Features of Warrants
As warrants are tailored to meet the needs of different types of investors, they do not have standardised terms. The terms may vary significantly between different warrant types, different series of the same type, and different issuers.
For each warrant series, the terms are specified by the warrant issuer in the disclosure document (also known as an Offering Circular or a Product Disclosure Statement)..
Warrants may only be issued by institutions approved by ASX. The ASX Market Rules set out criteria for an institution to be approved as an issuer.
You should note that ASX does not guarantee the performance of the warrant issuer. You are therefore exposed to the risk that the issuer will not perform its obligations under the warrant.
For a current list of warrant issuers and their contact details, visit the Warrant issuers.
Warrants are issued over an underlying instrument. This can be a share, basket of shares, index, currency or commodity.
Depending on the type of warrant you may exercise the warrant to receive (or deliver) the underlying instrument. Otherwise a cash equivalent will be paid to you upon expiry.
The expiry date is the date on which trading in the warrant ceases and the right to exercise lapses. If the warrant has been exercised the issuer will be obliged to deliver or take delivery of the underlying instrument, or make a cash payment according to the warrant's terms.
Warrants are either American style or European style exercise.

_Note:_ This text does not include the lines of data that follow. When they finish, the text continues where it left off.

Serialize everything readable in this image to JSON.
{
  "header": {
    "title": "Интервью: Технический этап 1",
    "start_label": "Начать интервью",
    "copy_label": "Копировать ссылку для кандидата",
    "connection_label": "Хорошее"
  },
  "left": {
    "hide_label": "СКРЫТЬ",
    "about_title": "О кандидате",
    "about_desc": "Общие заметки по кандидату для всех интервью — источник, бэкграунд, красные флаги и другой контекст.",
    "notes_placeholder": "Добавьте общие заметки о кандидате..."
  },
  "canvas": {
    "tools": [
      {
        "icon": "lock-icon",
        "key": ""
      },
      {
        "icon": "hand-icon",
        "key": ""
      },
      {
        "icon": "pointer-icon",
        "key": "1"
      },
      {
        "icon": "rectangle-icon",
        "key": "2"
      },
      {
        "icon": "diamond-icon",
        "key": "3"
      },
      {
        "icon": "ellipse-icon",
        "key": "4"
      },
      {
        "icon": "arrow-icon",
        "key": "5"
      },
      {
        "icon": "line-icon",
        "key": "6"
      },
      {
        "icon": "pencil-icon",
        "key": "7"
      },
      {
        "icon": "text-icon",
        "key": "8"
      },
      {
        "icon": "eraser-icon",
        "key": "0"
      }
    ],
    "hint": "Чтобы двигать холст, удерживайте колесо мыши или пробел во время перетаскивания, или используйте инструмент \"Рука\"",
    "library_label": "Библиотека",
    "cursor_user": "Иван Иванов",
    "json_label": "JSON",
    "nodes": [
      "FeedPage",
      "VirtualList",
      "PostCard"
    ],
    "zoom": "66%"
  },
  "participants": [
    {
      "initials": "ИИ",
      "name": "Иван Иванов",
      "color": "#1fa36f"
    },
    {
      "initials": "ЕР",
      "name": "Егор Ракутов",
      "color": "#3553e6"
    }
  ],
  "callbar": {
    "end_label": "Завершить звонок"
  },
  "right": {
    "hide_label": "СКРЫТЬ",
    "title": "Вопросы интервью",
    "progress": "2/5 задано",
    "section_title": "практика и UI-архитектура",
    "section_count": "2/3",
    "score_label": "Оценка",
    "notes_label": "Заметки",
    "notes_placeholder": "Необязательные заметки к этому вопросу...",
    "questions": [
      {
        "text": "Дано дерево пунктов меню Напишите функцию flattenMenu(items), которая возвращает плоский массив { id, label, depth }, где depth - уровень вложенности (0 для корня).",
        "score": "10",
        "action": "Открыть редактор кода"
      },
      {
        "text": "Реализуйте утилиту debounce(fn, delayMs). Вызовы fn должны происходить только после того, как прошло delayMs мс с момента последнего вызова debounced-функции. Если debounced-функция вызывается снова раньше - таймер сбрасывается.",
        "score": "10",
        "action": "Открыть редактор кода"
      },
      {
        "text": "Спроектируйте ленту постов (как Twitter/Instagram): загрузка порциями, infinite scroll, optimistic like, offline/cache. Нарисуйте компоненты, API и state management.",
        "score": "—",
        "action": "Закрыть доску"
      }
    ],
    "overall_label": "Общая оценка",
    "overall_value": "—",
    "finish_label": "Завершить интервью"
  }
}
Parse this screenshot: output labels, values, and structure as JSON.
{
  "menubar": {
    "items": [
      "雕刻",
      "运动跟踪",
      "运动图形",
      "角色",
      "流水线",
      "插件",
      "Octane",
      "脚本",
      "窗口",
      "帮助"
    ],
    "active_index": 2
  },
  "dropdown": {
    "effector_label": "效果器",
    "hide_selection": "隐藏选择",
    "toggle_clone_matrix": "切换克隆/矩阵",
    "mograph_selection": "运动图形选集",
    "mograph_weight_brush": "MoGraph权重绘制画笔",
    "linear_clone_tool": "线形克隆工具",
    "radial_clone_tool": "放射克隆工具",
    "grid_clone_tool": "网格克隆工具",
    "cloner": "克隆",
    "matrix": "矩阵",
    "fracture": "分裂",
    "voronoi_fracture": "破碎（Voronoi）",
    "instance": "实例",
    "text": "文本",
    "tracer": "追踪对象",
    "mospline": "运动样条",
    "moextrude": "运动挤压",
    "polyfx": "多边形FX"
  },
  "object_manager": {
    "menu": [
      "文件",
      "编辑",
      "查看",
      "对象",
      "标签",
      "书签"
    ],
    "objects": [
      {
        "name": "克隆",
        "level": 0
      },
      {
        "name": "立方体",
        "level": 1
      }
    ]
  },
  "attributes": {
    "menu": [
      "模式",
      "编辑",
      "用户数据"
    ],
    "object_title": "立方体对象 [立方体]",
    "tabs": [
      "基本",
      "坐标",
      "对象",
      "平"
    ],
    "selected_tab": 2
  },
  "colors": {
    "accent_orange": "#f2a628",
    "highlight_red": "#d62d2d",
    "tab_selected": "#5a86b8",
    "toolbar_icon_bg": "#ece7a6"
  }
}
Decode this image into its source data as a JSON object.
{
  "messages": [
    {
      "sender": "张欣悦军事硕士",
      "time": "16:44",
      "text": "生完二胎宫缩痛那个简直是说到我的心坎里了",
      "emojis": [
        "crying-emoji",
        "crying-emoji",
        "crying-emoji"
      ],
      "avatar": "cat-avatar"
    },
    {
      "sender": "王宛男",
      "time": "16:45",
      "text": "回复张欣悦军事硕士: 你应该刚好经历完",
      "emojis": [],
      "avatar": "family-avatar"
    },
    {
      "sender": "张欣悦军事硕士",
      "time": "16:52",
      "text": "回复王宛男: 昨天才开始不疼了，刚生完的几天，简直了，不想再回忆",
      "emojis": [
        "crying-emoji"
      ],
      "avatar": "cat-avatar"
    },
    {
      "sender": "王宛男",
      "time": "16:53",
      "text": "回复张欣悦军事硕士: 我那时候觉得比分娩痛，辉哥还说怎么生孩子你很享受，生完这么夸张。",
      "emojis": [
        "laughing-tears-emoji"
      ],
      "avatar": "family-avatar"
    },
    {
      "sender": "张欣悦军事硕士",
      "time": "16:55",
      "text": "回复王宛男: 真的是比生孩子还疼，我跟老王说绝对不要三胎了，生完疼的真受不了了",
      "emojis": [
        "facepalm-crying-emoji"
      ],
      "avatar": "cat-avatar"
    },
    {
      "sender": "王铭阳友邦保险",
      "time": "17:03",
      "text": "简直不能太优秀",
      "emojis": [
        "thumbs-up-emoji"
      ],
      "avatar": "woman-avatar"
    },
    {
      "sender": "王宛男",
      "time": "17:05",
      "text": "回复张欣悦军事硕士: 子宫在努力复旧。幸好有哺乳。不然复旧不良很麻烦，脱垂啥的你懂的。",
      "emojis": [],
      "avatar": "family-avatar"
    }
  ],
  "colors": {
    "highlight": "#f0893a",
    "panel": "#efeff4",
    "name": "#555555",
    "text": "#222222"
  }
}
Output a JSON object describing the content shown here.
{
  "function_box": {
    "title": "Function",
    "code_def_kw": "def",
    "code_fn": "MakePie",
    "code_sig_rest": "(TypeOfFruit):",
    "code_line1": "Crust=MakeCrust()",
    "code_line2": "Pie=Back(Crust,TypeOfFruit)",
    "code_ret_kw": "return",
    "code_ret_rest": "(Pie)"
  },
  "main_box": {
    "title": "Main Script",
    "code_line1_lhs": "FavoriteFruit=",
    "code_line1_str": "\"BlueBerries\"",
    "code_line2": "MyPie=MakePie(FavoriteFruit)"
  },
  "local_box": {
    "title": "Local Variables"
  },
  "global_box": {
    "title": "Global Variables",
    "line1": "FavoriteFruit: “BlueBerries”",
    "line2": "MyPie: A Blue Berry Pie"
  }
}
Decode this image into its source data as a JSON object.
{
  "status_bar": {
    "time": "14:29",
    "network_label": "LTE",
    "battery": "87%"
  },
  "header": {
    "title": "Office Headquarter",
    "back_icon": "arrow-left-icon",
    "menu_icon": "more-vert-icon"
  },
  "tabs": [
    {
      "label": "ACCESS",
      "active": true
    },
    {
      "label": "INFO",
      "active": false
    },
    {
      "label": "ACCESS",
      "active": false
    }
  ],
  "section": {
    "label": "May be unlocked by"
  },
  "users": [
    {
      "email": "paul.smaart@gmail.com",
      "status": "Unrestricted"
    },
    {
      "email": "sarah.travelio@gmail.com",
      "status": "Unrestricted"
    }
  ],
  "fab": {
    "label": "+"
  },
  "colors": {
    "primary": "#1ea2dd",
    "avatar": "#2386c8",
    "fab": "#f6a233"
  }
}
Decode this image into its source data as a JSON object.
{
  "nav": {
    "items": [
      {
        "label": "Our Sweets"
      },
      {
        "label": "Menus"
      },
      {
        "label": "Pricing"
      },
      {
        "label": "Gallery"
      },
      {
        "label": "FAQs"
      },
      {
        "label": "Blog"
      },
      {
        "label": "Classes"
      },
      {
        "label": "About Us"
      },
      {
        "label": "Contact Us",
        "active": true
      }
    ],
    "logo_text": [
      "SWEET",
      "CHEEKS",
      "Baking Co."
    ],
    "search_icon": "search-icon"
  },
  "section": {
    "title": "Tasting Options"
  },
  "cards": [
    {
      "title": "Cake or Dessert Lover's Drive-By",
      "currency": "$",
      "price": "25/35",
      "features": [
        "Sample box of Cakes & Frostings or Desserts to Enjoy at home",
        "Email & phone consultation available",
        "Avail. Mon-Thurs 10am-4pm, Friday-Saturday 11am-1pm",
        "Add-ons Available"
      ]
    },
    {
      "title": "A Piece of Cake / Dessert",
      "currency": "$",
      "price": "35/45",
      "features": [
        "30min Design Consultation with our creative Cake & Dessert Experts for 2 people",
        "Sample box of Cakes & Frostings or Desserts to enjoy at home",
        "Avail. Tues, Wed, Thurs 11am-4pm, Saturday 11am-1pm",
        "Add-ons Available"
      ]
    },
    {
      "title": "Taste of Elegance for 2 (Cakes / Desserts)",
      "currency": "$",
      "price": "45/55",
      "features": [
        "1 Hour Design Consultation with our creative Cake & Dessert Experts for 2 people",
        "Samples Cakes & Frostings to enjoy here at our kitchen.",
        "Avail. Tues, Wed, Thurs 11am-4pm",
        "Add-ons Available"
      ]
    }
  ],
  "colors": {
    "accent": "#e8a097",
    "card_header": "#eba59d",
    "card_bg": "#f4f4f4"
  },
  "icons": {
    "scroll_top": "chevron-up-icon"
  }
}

American style means you can exercise the warrant at any time on or before the expiry date. European style means you can only exercise the warrant on the expiry date of the warrant. Occasionally warrants are a mixture of American and European. For example they may be European up to a point and then American thereafter.
This is the amount of money which must be paid upon exercising the warrant.
The exercise price is paid by the holder to the warrant issuer (in the case of a call warrant) or by the warrant issuer to the holder (in the case of a put warrant) for the transfer of the underlying instrument.
The exercise price is generally fixed when the warrants are issued. However, the exercise price of some types of warrants may be variable. For example, the exercise price of endowments and some instalments are not fixed.
The conversion ratio refers to the number of warrants that must be exercised in order to transfer the underlying instrument.
The terms of issue may require one warrant to be exercised to trigger settlement. Alternatively, a number of warrants may need to be exercised.
The conversion ratio will affect the absolute price of the warrant on a per share basis. It is therefore important to know the conversion ratio of a warrant series before investing.
A warrant may be deliverable or cash settled.
Deliverable warrants are settled by transferring the underlying instrument.
Cash settled warrants are settled by a cash payment by the warrant issuer to the holder. Some deliverable warrants may also provide for cash settlement in certain circumstances.
These features listed above are common to most warrants, however some warrants may also have their own unique features.
Some types of warrants, in particular knock-out warrants, have a barrier feature. A barrier level is a specified level where a breach may cause some event to occur. Prior to listing the warrant the issuer must nominate the barrier level. This can be set above or below the exercise price of the warrant. The issuer has the discretion to call such an event once the barrier level is triggered, with the consent of ASX.
The triggering of the barrier may result in one or more of the following:
- termination of the warrant before the original expiry date
- an adjustment to the exercise price and/or barrier level
- the payment of a cash amount by the warrant issuer to the warrant holder
- an early reset date in the case of Rolling Instalments
The consequences of triggering a barrier level will be specified in the Disclosure Document.
Some warrants have their upside potential capped at a certain level. A cap level is fixed by the issuer at the time the warrant is issued.
Cap levels do not cause the warrant to terminate but will limit the upside profit potential of the warrant. If the value of the underlying instrument is above the cap level on exercise or at expiry, settlement of the warrant is based on a return equal to the cap level.
The holder may be entitled to a cash payment or a transfer of the underlying instrument at a value equal to the cap level.
A warrant is said to be covered if the warrant issuer places the underlying instrument in a trust or similar custodial arrangement on behalf of the holder.
The securities are held in trust for the benefit of the holder so that you may be assured that on exercise of the warrant, the underlying securities will be available for delivery. Instalments are an example of a covered warrant, as the underlying share is held in trust for the instalment holder.